It doesn’t matter whether you’re eating Italian, Mexican, Asian, or even Polish, it’s about the authenticity of the food. I grew up in a very traditional/ethnic home. I learned the importance of preparing food that is both true to the culture and delicious. While I am no culinary master, I do believe in traditions and authenticity.
My mother was Italian (Sicilian to be exact), and my father Polish. I am not a chef, but I love to cook and I appreciate great made-from-scratch food. Many of my favorite dishes are rooted in my upbringing. I remember incorporating old world family recipes into holiday dinners. Stuffed Cabbage was a side dish at Thanksgiving. Lasagna was served on Christmas Eve. Chrusciki (a sweet, crispy, deep-fried Polish pastry, sprinkled with powdered sugar) was Christmas dessert. Kielbasa (Polish sausage) was an appetizer at Easter, while Cannoli were the dessert.
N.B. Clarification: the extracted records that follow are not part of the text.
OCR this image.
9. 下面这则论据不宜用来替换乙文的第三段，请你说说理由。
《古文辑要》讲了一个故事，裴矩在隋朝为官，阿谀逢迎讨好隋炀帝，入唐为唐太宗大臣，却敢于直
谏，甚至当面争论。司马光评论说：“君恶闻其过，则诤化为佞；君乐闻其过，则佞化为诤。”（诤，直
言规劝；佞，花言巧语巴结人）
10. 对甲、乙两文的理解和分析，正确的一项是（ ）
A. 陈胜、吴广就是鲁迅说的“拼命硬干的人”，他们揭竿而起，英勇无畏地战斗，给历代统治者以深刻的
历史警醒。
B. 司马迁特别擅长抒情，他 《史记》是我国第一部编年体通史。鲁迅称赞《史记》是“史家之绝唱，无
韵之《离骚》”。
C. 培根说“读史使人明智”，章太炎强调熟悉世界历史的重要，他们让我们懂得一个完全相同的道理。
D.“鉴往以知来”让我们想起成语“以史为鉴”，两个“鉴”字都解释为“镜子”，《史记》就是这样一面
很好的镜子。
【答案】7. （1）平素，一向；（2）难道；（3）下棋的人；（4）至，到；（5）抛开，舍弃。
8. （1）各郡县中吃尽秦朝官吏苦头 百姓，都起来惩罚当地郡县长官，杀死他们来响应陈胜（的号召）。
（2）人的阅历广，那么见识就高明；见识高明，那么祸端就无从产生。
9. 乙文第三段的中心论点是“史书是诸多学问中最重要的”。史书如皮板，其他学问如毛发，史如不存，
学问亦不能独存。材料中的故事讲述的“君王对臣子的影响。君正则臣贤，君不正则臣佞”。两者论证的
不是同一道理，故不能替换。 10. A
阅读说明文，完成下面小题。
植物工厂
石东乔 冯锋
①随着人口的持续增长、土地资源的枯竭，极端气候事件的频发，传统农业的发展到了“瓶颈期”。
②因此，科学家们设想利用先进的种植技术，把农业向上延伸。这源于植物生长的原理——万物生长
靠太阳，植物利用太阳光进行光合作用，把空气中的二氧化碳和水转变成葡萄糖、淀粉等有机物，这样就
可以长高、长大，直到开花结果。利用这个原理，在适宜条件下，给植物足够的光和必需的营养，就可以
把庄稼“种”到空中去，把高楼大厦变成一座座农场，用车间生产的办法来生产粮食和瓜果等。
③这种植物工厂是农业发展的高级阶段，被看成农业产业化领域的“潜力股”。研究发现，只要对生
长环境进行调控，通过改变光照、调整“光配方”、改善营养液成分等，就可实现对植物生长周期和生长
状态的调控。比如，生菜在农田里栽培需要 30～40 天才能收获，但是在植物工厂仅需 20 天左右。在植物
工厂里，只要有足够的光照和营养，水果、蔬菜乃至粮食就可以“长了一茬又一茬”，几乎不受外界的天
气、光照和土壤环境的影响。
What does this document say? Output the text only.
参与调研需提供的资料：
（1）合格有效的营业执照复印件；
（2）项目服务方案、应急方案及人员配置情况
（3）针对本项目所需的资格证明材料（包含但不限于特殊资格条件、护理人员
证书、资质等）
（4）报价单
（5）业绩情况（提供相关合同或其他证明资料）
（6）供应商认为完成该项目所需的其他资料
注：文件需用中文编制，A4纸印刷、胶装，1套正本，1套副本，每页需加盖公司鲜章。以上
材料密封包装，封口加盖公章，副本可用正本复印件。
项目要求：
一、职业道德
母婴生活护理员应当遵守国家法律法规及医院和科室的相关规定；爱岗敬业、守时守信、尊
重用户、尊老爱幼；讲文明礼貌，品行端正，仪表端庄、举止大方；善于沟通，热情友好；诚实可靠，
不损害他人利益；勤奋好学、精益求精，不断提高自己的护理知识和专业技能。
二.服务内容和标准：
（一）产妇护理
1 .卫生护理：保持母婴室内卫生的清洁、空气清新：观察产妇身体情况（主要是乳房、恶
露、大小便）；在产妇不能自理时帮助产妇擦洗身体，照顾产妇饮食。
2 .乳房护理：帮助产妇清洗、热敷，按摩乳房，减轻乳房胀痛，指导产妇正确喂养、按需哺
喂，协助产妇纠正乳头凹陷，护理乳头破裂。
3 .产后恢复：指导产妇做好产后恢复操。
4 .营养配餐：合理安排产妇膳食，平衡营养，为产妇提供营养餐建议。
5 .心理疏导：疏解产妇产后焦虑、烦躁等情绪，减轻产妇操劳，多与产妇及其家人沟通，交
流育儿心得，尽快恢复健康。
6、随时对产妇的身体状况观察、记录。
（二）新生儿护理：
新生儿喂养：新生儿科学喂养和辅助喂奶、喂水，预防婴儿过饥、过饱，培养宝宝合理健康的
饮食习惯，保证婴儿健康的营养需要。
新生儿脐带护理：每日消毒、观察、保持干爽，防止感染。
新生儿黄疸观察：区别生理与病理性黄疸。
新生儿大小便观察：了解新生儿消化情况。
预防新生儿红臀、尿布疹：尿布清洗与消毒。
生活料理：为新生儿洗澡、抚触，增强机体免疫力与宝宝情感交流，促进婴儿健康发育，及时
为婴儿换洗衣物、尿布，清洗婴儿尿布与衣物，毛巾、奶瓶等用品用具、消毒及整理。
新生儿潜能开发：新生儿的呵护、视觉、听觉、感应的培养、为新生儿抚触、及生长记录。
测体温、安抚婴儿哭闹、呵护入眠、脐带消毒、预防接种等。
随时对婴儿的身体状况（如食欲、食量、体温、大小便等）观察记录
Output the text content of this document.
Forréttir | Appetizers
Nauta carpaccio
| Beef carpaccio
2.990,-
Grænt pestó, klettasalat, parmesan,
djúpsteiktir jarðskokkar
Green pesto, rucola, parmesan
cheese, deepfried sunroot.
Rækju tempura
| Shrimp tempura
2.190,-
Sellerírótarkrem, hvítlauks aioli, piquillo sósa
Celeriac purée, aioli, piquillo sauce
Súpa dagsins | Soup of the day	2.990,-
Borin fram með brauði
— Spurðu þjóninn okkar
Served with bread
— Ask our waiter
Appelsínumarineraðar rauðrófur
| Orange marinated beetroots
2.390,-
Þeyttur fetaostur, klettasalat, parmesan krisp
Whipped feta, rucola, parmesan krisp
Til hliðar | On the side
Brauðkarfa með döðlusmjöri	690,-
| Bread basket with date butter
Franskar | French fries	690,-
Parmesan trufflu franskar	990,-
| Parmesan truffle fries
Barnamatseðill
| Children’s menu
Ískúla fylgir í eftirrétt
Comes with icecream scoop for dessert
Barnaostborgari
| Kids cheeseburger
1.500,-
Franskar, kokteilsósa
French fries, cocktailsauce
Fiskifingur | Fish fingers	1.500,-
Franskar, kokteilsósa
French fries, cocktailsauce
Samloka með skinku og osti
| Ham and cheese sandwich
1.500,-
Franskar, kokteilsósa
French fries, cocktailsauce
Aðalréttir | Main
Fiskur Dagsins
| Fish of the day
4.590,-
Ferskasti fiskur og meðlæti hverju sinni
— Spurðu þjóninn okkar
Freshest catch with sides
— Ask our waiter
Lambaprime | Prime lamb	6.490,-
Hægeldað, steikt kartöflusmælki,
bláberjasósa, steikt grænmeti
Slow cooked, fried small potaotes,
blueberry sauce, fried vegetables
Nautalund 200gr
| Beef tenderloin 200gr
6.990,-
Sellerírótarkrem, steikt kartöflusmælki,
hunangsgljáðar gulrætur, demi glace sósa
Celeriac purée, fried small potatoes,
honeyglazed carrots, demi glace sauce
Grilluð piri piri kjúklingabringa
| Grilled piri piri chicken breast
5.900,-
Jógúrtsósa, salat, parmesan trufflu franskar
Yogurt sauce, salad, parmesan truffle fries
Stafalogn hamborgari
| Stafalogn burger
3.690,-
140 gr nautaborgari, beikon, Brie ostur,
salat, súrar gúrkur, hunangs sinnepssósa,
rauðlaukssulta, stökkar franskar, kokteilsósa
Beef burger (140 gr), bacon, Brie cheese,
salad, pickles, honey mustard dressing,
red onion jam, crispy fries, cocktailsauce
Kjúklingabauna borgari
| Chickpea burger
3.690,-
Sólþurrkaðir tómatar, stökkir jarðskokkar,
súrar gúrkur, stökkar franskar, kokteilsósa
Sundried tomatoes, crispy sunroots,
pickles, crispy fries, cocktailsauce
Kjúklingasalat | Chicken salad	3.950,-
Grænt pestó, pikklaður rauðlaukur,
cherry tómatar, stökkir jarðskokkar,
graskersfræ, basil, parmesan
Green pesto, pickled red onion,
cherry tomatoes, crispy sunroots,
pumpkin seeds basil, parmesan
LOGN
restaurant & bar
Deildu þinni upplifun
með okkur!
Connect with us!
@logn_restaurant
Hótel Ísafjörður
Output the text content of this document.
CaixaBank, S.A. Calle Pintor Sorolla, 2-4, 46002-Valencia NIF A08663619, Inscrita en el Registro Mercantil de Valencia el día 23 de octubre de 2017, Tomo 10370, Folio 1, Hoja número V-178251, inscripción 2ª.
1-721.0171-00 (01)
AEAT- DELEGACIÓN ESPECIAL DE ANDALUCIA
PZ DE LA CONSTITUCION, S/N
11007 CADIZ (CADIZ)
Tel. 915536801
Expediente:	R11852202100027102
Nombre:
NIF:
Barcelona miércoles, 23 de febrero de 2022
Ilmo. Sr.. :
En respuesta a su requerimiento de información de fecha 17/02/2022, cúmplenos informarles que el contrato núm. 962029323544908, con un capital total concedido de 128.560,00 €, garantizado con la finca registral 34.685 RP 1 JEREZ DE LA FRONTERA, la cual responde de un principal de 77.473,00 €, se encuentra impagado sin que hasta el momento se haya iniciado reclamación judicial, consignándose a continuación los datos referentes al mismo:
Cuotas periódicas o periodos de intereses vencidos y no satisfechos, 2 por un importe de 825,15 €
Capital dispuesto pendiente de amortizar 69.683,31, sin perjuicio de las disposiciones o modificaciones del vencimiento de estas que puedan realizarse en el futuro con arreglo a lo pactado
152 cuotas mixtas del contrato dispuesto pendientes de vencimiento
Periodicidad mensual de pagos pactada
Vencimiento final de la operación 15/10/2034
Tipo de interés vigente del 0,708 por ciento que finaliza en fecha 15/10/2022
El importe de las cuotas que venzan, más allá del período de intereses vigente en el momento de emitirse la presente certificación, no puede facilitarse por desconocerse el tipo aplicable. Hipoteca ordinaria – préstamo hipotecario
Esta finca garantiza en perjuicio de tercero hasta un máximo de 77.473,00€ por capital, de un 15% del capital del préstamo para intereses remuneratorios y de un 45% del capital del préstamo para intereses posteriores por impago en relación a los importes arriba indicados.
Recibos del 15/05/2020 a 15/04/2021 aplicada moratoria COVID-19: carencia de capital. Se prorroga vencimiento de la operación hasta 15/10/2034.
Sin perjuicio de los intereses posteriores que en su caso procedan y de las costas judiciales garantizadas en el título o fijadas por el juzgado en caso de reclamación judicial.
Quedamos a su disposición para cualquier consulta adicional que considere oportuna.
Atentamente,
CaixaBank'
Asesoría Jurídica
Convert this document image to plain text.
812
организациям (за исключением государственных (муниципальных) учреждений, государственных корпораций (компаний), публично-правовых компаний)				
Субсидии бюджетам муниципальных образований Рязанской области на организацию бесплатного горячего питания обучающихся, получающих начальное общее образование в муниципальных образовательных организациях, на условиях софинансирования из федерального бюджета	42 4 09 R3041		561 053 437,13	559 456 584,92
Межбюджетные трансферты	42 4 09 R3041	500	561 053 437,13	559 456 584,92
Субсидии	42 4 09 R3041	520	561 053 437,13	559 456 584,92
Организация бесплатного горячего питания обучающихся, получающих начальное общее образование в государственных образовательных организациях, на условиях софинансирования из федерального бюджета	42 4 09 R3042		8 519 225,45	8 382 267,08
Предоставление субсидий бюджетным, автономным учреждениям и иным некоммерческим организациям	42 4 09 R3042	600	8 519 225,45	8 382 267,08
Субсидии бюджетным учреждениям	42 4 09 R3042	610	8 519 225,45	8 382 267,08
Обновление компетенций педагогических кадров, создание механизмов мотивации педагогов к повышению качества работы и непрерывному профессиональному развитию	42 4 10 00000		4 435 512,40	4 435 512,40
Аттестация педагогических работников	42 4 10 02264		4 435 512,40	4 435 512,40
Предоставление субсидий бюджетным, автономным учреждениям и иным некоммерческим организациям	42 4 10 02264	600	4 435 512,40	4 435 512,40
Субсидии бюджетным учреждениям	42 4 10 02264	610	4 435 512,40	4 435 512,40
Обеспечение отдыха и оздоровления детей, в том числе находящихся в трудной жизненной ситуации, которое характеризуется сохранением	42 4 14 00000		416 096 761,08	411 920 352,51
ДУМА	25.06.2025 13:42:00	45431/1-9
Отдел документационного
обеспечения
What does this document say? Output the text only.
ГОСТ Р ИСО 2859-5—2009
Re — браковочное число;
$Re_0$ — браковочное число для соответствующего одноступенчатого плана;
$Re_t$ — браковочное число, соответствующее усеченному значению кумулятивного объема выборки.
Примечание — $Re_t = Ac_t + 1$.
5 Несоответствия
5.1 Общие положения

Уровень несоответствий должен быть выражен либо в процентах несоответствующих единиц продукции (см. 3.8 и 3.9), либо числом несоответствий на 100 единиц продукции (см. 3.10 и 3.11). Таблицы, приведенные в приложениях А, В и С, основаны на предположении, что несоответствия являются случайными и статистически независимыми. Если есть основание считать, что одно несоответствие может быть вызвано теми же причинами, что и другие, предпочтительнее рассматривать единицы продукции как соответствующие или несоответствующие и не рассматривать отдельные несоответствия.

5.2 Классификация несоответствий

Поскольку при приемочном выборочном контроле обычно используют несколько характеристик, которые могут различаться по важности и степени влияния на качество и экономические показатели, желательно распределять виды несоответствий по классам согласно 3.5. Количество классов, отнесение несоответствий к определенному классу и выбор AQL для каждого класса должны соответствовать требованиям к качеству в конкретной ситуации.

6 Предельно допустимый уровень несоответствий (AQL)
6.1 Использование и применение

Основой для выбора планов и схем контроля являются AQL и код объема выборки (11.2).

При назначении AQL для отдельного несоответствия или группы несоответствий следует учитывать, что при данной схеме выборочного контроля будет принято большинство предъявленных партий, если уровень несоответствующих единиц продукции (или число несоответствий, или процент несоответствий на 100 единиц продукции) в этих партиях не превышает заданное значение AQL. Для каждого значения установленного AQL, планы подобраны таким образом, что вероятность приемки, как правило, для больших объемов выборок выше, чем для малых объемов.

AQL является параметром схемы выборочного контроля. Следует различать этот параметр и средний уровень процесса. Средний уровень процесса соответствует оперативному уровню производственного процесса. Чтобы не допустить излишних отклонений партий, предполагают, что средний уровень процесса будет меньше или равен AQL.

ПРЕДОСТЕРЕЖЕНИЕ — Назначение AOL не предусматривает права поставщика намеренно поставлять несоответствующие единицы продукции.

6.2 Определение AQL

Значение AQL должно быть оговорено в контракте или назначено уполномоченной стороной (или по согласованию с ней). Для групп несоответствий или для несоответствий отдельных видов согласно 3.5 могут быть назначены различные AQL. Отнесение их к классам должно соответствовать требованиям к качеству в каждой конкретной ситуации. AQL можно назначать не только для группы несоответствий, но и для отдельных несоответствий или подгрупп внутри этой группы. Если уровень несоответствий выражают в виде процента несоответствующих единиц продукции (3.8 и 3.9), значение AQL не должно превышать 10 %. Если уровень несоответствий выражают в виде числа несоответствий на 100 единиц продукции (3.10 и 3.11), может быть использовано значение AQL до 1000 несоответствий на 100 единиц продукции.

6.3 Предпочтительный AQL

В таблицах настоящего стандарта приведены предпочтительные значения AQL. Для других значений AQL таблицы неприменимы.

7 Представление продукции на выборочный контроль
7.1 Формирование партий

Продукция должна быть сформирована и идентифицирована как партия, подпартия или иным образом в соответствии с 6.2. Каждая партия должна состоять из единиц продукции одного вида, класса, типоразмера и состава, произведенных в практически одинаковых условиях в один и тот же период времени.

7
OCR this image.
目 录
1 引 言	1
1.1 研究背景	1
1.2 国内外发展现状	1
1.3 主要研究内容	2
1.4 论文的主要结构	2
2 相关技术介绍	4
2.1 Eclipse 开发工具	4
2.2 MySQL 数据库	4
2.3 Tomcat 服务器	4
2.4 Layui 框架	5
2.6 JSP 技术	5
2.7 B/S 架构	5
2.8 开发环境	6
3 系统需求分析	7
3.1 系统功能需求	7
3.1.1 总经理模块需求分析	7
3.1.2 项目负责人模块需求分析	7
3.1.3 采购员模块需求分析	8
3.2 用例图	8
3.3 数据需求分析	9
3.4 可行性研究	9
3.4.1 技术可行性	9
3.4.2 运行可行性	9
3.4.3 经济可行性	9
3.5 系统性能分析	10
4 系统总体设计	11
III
These table additions made me who I am today. Making or eating Chrusciki always reminds me of my grandmother. I remember rolling out the dough as a little girl, watching her cut it into strips. I would “pinch” the pieces into ribbons before she would fry them. When they were done, I sprinkled the powdered sugar on (the more the better).
It is now my turn to keep the traditions alive, while starting new ones with my family. I may not be a classically trained chef, but my background taught me the importance of authenticity and tradition. Nothing beats the real thing.